After interviewing three candidates on Wednesday, the board voted to recommend appointing Chris Streng to serve the vacancy created by Mike Cramer’s resignation last month.
The board will take formal action on its own recommendation during its July 10 meeting.
Cramer said he resigned to focus on his personal and professional life. If formally appointed, Streng will serve out Cramer’s term through the end of 2018.
Streng, Brook Bisonet and Mike Ver Duin were interviewed by the board during a special meeting Wednesday night. The candidates were asked about challenges they see facing the district, how they would interact with other board members and administrators, what changes they would like to see in the district, and other questions.
Streng attended Ferry Elementary School and graduated from Grand Haven High School. He attended the U.S. Naval Academy before serving six years in the Navy. He works for Izzy Plus and has seven children.
During his interview, Streng told the board that he applied for the vacant seat for his kids and the community’s children. Having educators in his family and coming from a large family, Streng said taking care of children has been engrained in his life.
Streng said it was humbling to apply for the opportunity to serve the district and community. He said he believes having lived in other communities in the U.S. and serving abroad during Operation Iraqi Freedom helps give him a good world scope.

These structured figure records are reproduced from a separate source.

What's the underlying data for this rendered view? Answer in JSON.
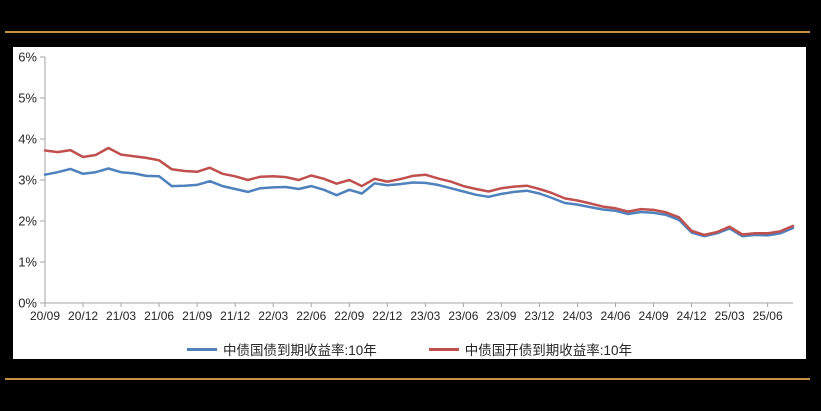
{
  "page": {
    "background_color": "#000000",
    "accent_line_color": "#C3913F",
    "panel_color": "#FFFFFF"
  },
  "chart_data": {
    "type": "line",
    "title": "",
    "grid": false,
    "legend_position": "bottom",
    "axis_color": "#A6A6A6",
    "text_color": "#262626",
    "y_axis": {
      "min": 0,
      "max": 6,
      "unit": "%",
      "ticks": [
        "6%",
        "5%",
        "4%",
        "3%",
        "2%",
        "1%",
        "0%"
      ]
    },
    "x_axis": {
      "tick_every_n_points": 3,
      "tick_labels": [
        "20/09",
        "20/12",
        "21/03",
        "21/06",
        "21/09",
        "21/12",
        "22/03",
        "22/06",
        "22/09",
        "22/12",
        "23/03",
        "23/06",
        "23/09",
        "23/12",
        "24/03",
        "24/06",
        "24/09",
        "24/12",
        "25/03",
        "25/06"
      ]
    },
    "months": [
      "20/09",
      "20/10",
      "20/11",
      "20/12",
      "21/01",
      "21/02",
      "21/03",
      "21/04",
      "21/05",
      "21/06",
      "21/07",
      "21/08",
      "21/09",
      "21/10",
      "21/11",
      "21/12",
      "22/01",
      "22/02",
      "22/03",
      "22/04",
      "22/05",
      "22/06",
      "22/07",
      "22/08",
      "22/09",
      "22/10",
      "22/11",
      "22/12",
      "23/01",
      "23/02",
      "23/03",
      "23/04",
      "23/05",
      "23/06",
      "23/07",
      "23/08",
      "23/09",
      "23/10",
      "23/11",
      "23/12",
      "24/01",
      "24/02",
      "24/03",
      "24/04",
      "24/05",
      "24/06",
      "24/07",
      "24/08",
      "24/09",
      "24/10",
      "24/11",
      "24/12",
      "25/01",
      "25/02",
      "25/03",
      "25/04",
      "25/05",
      "25/06",
      "25/07",
      "25/08"
    ],
    "series": [
      {
        "name": "中债国债到期收益率:10年",
        "color": "#4F81BD",
        "values": [
          3.13,
          3.19,
          3.27,
          3.15,
          3.19,
          3.28,
          3.19,
          3.16,
          3.1,
          3.09,
          2.85,
          2.86,
          2.88,
          2.97,
          2.85,
          2.78,
          2.71,
          2.8,
          2.82,
          2.83,
          2.78,
          2.85,
          2.76,
          2.63,
          2.76,
          2.67,
          2.92,
          2.87,
          2.9,
          2.94,
          2.93,
          2.88,
          2.8,
          2.72,
          2.64,
          2.59,
          2.66,
          2.71,
          2.74,
          2.67,
          2.56,
          2.44,
          2.4,
          2.34,
          2.28,
          2.25,
          2.17,
          2.22,
          2.2,
          2.15,
          2.03,
          1.72,
          1.63,
          1.7,
          1.82,
          1.63,
          1.66,
          1.65,
          1.7,
          1.83
        ]
      },
      {
        "name": "中债国开债到期收益率:10年",
        "color": "#C0504D",
        "values": [
          3.72,
          3.68,
          3.73,
          3.56,
          3.61,
          3.78,
          3.62,
          3.58,
          3.54,
          3.48,
          3.26,
          3.22,
          3.2,
          3.3,
          3.15,
          3.09,
          3.0,
          3.08,
          3.09,
          3.07,
          3.0,
          3.11,
          3.03,
          2.91,
          3.0,
          2.85,
          3.03,
          2.96,
          3.02,
          3.1,
          3.13,
          3.04,
          2.96,
          2.85,
          2.78,
          2.72,
          2.8,
          2.84,
          2.86,
          2.78,
          2.68,
          2.55,
          2.5,
          2.43,
          2.35,
          2.31,
          2.23,
          2.29,
          2.27,
          2.21,
          2.09,
          1.76,
          1.66,
          1.73,
          1.86,
          1.67,
          1.7,
          1.7,
          1.75,
          1.88
        ]
      }
    ]
  }
}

Streng is a Grand Haven Rotarian, soccer coach, Greater Ottawa County United Way member, Leadership Connect participant and Watch D.O.G. volunteer at Mary A. White Elementary School, to name a few of the ways he’s involved in the community.

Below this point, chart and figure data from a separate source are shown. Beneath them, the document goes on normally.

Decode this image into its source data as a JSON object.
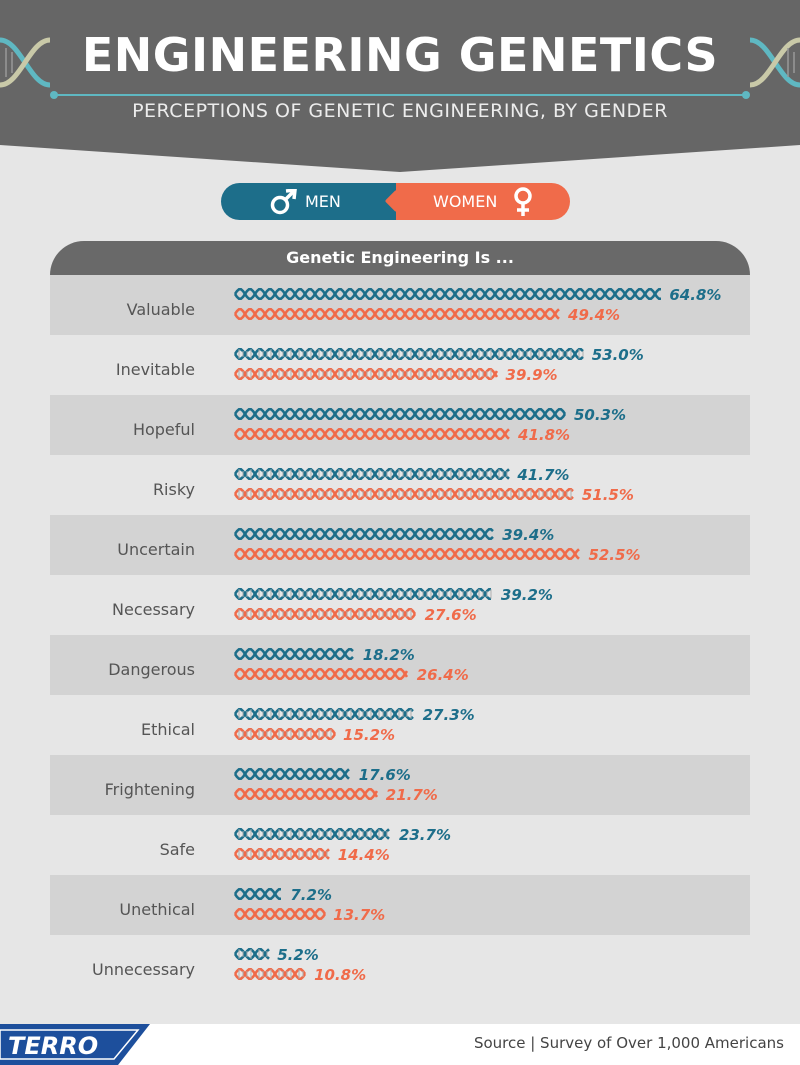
{
  "title": "ENGINEERING GENETICS",
  "subtitle": "PERCEPTIONS OF GENETIC ENGINEERING, BY GENDER",
  "legend": {
    "men": "MEN",
    "women": "WOMEN"
  },
  "colors": {
    "men": "#1d6e8a",
    "women": "#f06b4a",
    "header_bg": "#666666",
    "row_dark": "#d3d3d3",
    "row_light": "#e6e6e6"
  },
  "chart_data": {
    "type": "bar",
    "title": "Genetic Engineering Is ...",
    "categories": [
      "Valuable",
      "Inevitable",
      "Hopeful",
      "Risky",
      "Uncertain",
      "Necessary",
      "Dangerous",
      "Ethical",
      "Frightening",
      "Safe",
      "Unethical",
      "Unnecessary"
    ],
    "series": [
      {
        "name": "MEN",
        "values": [
          64.8,
          53.0,
          50.3,
          41.7,
          39.4,
          39.2,
          18.2,
          27.3,
          17.6,
          23.7,
          7.2,
          5.2
        ],
        "labels": [
          "64.8%",
          "53.0%",
          "50.3%",
          "41.7%",
          "39.4%",
          "39.2%",
          "18.2%",
          "27.3%",
          "17.6%",
          "23.7%",
          "7.2%",
          "5.2%"
        ]
      },
      {
        "name": "WOMEN",
        "values": [
          49.4,
          39.9,
          41.8,
          51.5,
          52.5,
          27.6,
          26.4,
          15.2,
          21.7,
          14.4,
          13.7,
          10.8
        ],
        "labels": [
          "49.4%",
          "39.9%",
          "41.8%",
          "51.5%",
          "52.5%",
          "27.6%",
          "26.4%",
          "15.2%",
          "21.7%",
          "14.4%",
          "13.7%",
          "10.8%"
        ]
      }
    ],
    "orientation": "horizontal",
    "legend": "top-center"
  },
  "footer": {
    "brand": "TERRO",
    "source": "Source | Survey of Over 1,000 Americans"
  },
  "icons": [
    "dna-icon",
    "male-symbol-icon",
    "female-symbol-icon"
  ]
}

Growing up, Streng said he saw firsthand that not everyone has the same home life and school isn’t just an education for some children, it’s their family. He said that if they can remove the obstacles for children, they will be given options and not be left behind.
When asked if he would seek election to the school board seat in November 2018, Streng said he would enjoy the opportunity to continue to serve.

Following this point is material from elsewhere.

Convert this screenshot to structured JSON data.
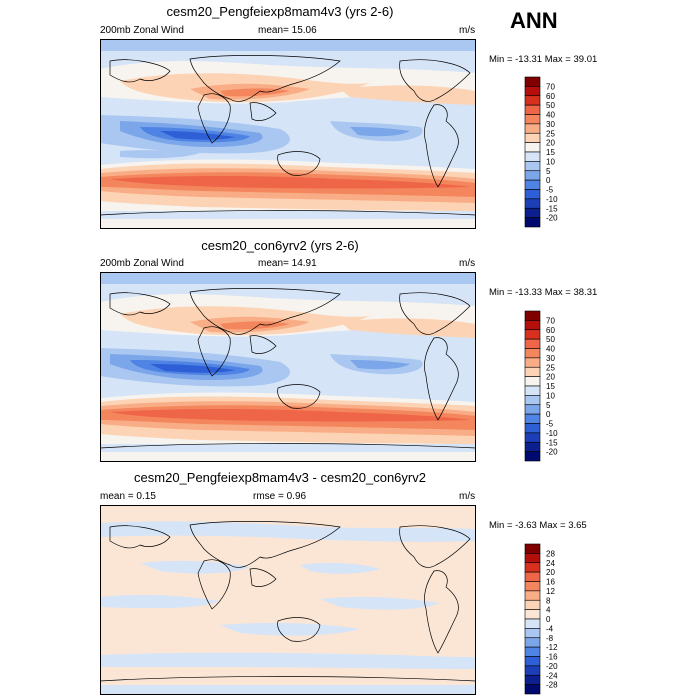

Initially, 12 people applied for the vacant seat. Board President John Siemion said the board narrowed down the field of candidates by considering criteria such at applicants who have children in the district, are active in the community and are public education advocates. Siemion said they’ve never had a turnout with such “high quality” candidates as they have had with this appointment.
Board Secretary Christine Baker said the three interviews Wednesday night were among the best “cold interviews” she has heard in a long time.
Siemion noted that, for the first time, all of the candidates used nearly all of the time allotted for their interviews.
“All of the candidates were amazing,” Trustee James O’Neal added.